In 2002 Jenny Holzer, a more famous artist who projects huge blocks of text onto buildings or writes phrases in neon or LED lights, was approached by a fan of hers at an art show. He wanted her autograph and for her to write her most famous maxim, “Protect me from what I want,” on his right arm with a sharpie. She laughingly obliged the small asian man, and he scampered off delighted. A week later, Wong posted a new project on his website: a tattoo on his right arm that read “Protect me from what I want.” Jenny Holzer had no idea it was Wong, no idea it was going to be a tattoo, and no idea where her words would end up when she first wrote them onto the BMW Art Car in luminescent foil.
Like Tobi Wong, my clients are paraconceptual artists. They are constantly appropriating words, phrases, and ideas into a concept of self. They throw out words like, “healthy,” “toned,” and “fit” to try to express a desired training goal, even without stopping to think about what they mean or what the really want. Most of my clients have internalized these words into an identity of what being a “good person” is and are brandishing them at me like shibboleths. They tell me 50 different training goals that they think “good people” shoot for. They want to look toned, be fit, have great cardio, abs, glutes, and 45 other buzzwords they read on the cover of Shape, Men’s Health, and Self. But these aren’t goals. They’re abstract concepts (yes, even “abs”) and achieving them is unlikely because they don’t mean anything. The problem is “getting toned” is very different than “I want to go to my ex-husband’s wedding and watch his 27 year old fiancee’s face redden with anger when she sees how goddamn hot I am.” One is just words. And one is honest to the point of existential discomfort.
As Dan John points out in Intervention, if a training goal does not expand and enrich a person’s life, then training them for it is a fool’s errand. Not just because achieving it is unlikely, but because achieving it would be hollow. Most regular people do not have overt, well-stated training goals. That’s why when I ask them for their goals they tell me things that they think I want to hear. No one really wants better ‘muscle tone’ (the continuous and passive partial contraction of the muscles, or the muscle’s resistance to passive stretch during resting state) except people suffering from neuromuscular disorders. But if I keep actively listening to my clients talk about their lives, engaging them in deeper questions about why they want to pay me to teach them to pick up heavy things and eat vegetables, and I don’t let them get away with pat answers, they eventually will discover something to train for. Something to keep them moving forward.

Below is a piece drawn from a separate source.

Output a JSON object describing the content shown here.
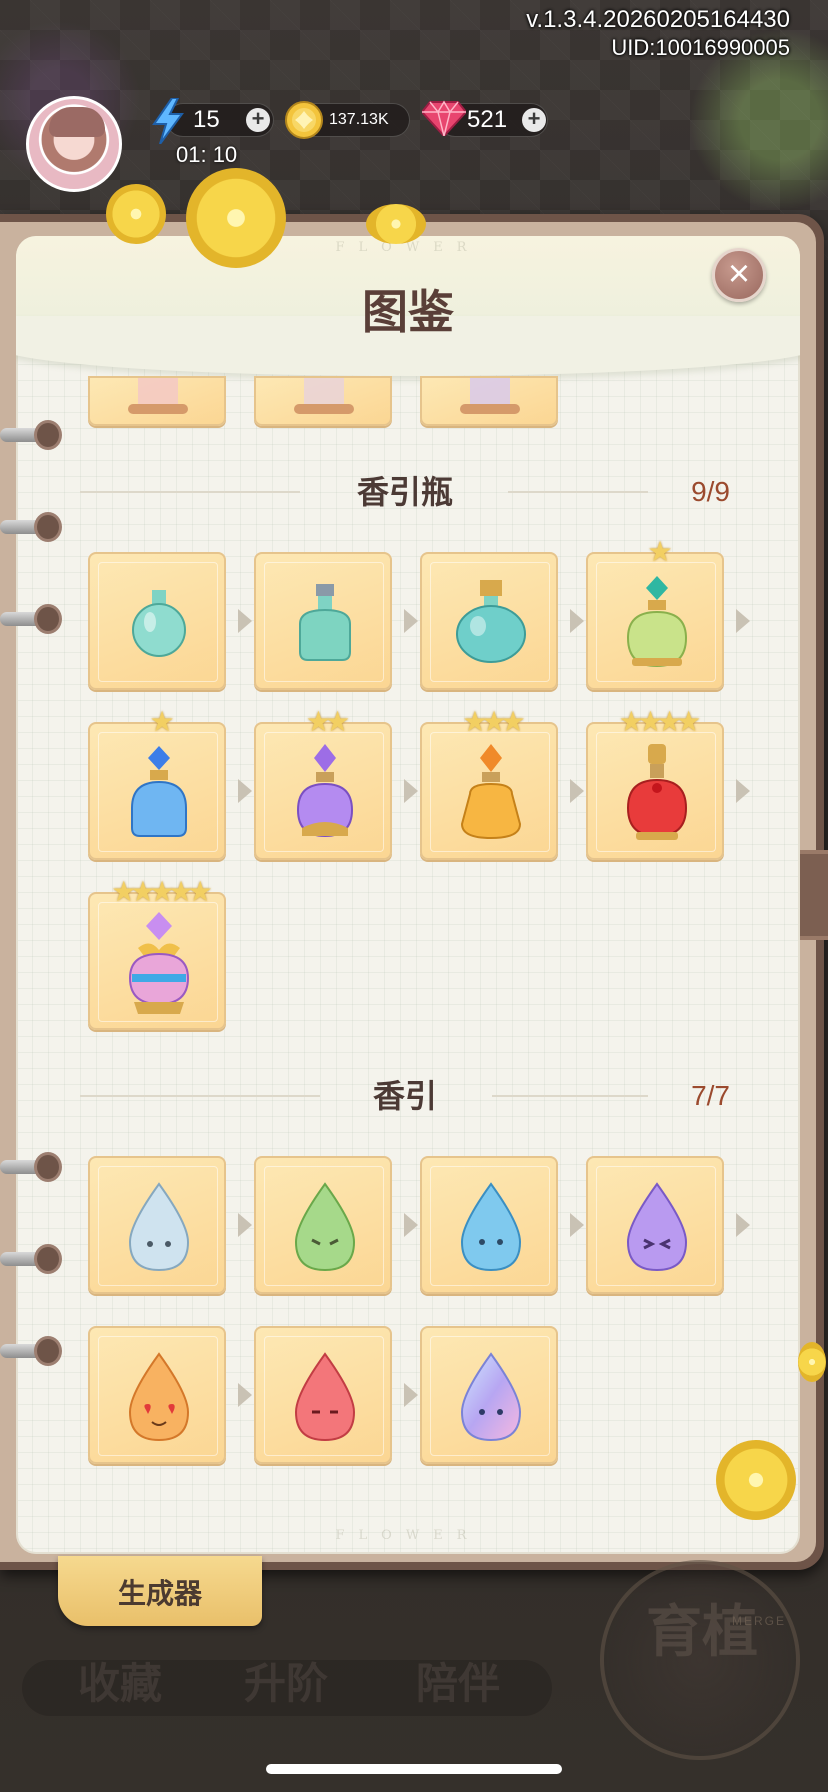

I won’t lie, this process takes a long time and can get uncomfortable. Do you want abs, or do you want to feel confident when you walk around without a shirt on? Because the two may be related but they are not the same thing. Do you want to have great cardio, or do you want to be able to play volleyball with your grandkids? Do you want to look toned, or do want to have a relationship with food and exercise that doesn’t dominate your life, keep you up at night, and make you feel terrible every time you enjoy a bite of ice cream? Again, related; not the same thing.
In my experience and my research in Self-Determination Theory, what regular people generally want is to feel more confident in their body, feel like they’ve accomplished something, and connect with the people they care about. But I’ve never convinced a client of that by telling them. They have to discover it for themselves. They have to get past the buzzwords, past the pat answers, and connect with what they really want from me, themselves, their training, and their time. I can’t protect them from what they want, but sometimes I can help them find it.
Here is a great game from my friends Quetzal Francois and Marcia Baczynski, who teach inclusive sex-education to everyone from middle-schoolers, to poly-BDSMers, to elder married couples. Sit down in front of someone you trust (or a stranger, which I’ve done and is pretty illuminating), look them in the eyes, and ask them one question: “What do you want?” Every time they give you an answer, ask it again. For five minutes. Try not to break eye-contact and try not think about your answers. Just answer. Then switch places for another five minutes.